Definitions limit on label length in UTF-8

John C Klensin klensin at jck.com
Thu Sep 17 02:31:33 CEST 2009



--On Wednesday, September 16, 2009 17:03 +0900 "\"Martin J.
Dürst\"" <duerst at it.aoyama.ac.jp> wrote:

> On 2009/09/15 21:49, John C Klensin wrote:
> 
>> And, fwiw, it is worth remembering that "length in codepoints"
>> is not the same as "length in characters" as understood by
>> most casual users, i.e., "length in print positions" or the
>> equivalent.  For scripts that, because of the way Unicode is
>> structured, require the use of a lot of combining characters,
>> "length in number of print positions" may be significant
>> shorter than "length in codepoints" -- one can imagine half
>> as long or even shorter with carefully-constructed
>> (pathological) strings.
> 
> [mostly off-topic]
> In addition, "number of print positions" is in itself a rather
> vague and not very useful concept for scripts that don't have
> much of a tradition of using the same width for each character.
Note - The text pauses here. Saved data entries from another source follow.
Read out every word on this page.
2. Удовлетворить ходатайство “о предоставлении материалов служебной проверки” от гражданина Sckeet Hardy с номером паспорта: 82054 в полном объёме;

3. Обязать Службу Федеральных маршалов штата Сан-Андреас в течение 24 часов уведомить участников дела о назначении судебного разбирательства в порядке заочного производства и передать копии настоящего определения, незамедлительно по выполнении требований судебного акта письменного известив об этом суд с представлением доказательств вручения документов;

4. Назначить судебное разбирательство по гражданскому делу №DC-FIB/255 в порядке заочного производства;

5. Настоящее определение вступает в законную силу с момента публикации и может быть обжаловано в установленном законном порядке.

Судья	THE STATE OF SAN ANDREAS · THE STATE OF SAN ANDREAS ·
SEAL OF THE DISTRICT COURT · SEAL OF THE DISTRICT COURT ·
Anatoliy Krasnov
Actually, having spent many years struggling with that one in
programming language design, you are correct only to the extent
that the terminology matches two separate concepts.  One of them
is useful only for computing "line lengths" and justification
and hence not very useful in the general case at all.   The
other remains useful for all sorts of things involving one of
several "conceptual string lengths", few of which correspond to
"Unicode code point length" or "octet length" except for a
narrow subset of scripts and characters.

But, as you say, it is mostly off-topic.